Integrates with Stagehand's Model Context Protocol (MCP) server for standardized tool access.

from examples.stagehand.stagehand_mcp_agent import StagehandMCPAgent

# Connect to Stagehand MCP server
mcp_agent = StagehandMCPAgent(
    agent_name="WebResearchAgent",
    mcp_server_url="http://localhost:3000/sse",
)

# Use MCP tools including multi-session management
result = mcp_agent.run("""
    Create 3 browser sessions and:
    1. Session 1: Check Python.org for latest version
    2. Session 2: Check PyPI for trending packages  
    3. Session 3: Check GitHub Python trending repos
    Compile a Python ecosystem status report.
""")

MCP Features:

  • Automatic tool discovery
  • Multi-session browser management
  • Built-in screenshot resources
  • Prompt templates for common tasks

4. Multi-Agent Workflows (4_stagehand_multi_agent_workflow.py)

Demonstrates complex multi-agent browser automation scenarios.
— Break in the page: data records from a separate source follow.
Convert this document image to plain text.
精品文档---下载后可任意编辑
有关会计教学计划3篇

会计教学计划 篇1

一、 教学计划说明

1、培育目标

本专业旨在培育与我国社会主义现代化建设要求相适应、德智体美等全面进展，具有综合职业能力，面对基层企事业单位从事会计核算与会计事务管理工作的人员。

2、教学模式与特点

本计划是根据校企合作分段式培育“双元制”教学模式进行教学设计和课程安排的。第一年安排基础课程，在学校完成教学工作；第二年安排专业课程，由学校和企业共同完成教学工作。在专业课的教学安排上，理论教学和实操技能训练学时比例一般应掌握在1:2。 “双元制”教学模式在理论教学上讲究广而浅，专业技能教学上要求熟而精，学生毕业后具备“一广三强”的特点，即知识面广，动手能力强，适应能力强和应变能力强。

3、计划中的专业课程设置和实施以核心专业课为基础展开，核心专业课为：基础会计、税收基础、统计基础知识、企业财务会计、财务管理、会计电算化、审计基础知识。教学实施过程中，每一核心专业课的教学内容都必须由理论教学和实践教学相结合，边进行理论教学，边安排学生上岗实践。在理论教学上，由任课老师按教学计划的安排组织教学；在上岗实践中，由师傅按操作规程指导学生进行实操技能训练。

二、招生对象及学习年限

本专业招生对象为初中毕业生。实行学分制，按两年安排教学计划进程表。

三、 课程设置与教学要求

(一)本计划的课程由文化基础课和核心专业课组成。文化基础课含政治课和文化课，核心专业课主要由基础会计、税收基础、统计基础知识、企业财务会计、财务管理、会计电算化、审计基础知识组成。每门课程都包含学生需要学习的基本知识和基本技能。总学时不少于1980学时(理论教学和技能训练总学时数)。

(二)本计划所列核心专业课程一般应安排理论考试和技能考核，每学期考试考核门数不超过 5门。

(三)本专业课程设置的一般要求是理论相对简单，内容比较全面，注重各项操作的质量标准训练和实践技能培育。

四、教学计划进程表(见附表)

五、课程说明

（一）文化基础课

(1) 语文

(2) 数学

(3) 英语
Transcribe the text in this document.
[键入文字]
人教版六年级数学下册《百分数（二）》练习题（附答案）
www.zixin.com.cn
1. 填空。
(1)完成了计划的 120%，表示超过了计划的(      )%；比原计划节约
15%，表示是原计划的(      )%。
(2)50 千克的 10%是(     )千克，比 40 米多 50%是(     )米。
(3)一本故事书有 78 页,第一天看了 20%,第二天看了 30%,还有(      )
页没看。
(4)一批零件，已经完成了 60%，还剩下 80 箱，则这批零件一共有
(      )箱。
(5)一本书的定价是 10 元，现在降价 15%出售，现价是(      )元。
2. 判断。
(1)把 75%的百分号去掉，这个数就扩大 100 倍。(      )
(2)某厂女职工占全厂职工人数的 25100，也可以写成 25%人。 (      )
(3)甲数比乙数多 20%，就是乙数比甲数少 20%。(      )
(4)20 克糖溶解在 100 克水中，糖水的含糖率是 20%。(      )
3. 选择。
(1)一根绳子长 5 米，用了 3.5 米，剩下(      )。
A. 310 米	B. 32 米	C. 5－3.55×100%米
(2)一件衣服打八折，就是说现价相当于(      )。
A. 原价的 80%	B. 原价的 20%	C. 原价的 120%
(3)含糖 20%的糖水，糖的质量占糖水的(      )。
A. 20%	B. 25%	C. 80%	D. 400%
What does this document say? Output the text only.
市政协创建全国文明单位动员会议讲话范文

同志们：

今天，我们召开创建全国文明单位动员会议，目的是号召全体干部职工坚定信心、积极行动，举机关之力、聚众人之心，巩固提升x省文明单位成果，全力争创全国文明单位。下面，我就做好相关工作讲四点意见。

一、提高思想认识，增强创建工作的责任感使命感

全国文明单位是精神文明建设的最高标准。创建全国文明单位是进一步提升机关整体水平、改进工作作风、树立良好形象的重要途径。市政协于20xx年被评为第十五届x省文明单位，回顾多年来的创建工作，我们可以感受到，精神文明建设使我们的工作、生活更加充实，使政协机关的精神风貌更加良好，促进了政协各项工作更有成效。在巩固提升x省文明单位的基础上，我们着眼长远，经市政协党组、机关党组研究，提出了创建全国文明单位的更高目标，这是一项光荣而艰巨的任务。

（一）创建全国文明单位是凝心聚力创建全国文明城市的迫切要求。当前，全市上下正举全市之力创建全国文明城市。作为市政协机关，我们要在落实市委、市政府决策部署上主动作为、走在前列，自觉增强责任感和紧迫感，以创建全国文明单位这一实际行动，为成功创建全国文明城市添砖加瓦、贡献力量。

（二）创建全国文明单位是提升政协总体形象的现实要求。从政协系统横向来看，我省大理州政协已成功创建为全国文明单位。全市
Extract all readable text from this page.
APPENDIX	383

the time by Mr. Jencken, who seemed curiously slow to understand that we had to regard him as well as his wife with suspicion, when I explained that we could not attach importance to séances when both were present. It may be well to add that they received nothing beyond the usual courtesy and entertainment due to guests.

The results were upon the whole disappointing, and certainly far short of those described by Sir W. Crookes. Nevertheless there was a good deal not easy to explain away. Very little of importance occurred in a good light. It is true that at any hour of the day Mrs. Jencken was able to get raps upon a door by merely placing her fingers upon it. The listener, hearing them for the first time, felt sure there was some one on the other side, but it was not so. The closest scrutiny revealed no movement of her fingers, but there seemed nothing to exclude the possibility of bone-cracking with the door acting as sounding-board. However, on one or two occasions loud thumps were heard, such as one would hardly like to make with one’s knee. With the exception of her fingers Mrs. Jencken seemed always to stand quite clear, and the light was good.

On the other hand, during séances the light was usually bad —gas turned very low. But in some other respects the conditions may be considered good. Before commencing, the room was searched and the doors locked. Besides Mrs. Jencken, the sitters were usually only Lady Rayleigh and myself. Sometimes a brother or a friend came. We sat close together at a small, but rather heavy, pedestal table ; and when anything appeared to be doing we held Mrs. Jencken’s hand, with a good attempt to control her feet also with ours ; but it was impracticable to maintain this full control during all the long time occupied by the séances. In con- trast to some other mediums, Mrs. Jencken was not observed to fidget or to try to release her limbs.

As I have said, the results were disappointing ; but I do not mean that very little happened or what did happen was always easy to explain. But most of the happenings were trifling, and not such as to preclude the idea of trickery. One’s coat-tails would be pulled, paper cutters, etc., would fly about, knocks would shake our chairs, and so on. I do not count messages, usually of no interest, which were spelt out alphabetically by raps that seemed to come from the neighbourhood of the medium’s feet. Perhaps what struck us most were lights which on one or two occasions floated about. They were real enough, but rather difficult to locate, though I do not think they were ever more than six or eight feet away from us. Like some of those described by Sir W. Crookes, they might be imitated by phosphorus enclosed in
from examples.stagehand.stagehand_multi_agent_workflow import (
    create_price_comparison_workflow,
    create_competitive_analysis_workflow,
    create_automated_testing_workflow,
    create_news_aggregation_workflow
)

# Price comparison across multiple e-commerce sites
price_workflow = create_price_comparison_workflow()
result = price_workflow.run(
    "Compare prices for iPhone 15 Pro on Amazon and eBay"
)

# Competitive analysis of multiple companies
competitive_workflow = create_competitive_analysis_workflow()
result = competitive_workflow.run(
    "Analyze OpenAI, Anthropic, and DeepMind websites and social media"
)

Workflow Examples:

  • E-commerce Monitoring: Track prices across multiple sites
  • Competitive Analysis: Research competitors' websites and social media
  • Automated Testing: UI, form validation, and accessibility testing
  • News Aggregation: Collect and analyze news from multiple sources

Setup

Prerequisites

  1. Install Swarms and Stagehand:
pip install swarms stagehand
  1. Set up environment variables:
# For local browser automation (using Playwright)
export OPENAI_API_KEY="your-openai-key"

# For cloud browser automation (using Browserbase)
export BROWSERBASE_API_KEY="your-browserbase-key"
export BROWSERBASE_PROJECT_ID="your-project-id"
  1. For MCP Server examples:
# Install and run the Stagehand MCP server
cd stagehand-mcp-server
npm install
npm run build
npm start

Use Cases

E-commerce Automation

  • Price monitoring and comparison
  • Inventory tracking
  • Automated purchasing workflows
  • Review aggregation

Research and Analysis

  • Competitive intelligence gathering
  • Market research automation
  • Social media monitoring
  • News and trend analysis

Quality Assurance

  • Automated UI testing
  • Cross-browser compatibility testing
  • Form validation testing
  • Accessibility compliance checking

Data Collection

  • Web scraping at scale
  • Real-time data monitoring
  • Structured data extraction
  • Screenshot documentation

Best Practices

  1. Resource Management: Always clean up browser instances when done
browser_agent.cleanup()  # For wrapper agents
  1. Error Handling: Stagehand includes self-healing capabilities, but wrap critical operations in try-except blocks

  2. Parallel Execution: Use ConcurrentWorkflow for simultaneous browser automation across multiple sites

  3. Session Management: For complex multi-page workflows, use the MCP server's session management capabilities

  4. Rate Limiting: Be respectful of websites - add delays between requests when necessary

Testing

Run the test suite to verify the integration:

pytest tests/stagehand/test_stagehand_integration.py -v

Troubleshooting

Common Issues

  1. Browser not starting: Ensure Playwright is properly installed
playwright install
  1. MCP connection failed: Verify the MCP server is running on the correct port

  2. Timeout errors: Increase timeout in StagehandConfig or agent initialization

Debug Mode

Enable verbose logging:

agent = StagehandAgent(
    agent_name="DebugAgent",
    verbose=True,  # Enable detailed logging
)

Contributing

We welcome contributions! Please:

  1. Follow the existing code style
  2. Add tests for new features
  3. Update documentation
  4. Submit PRs with clear descriptions

License

These examples are provided under the same license as the Swarms framework. Stagehand is licensed separately - see Stagehand's repository for details.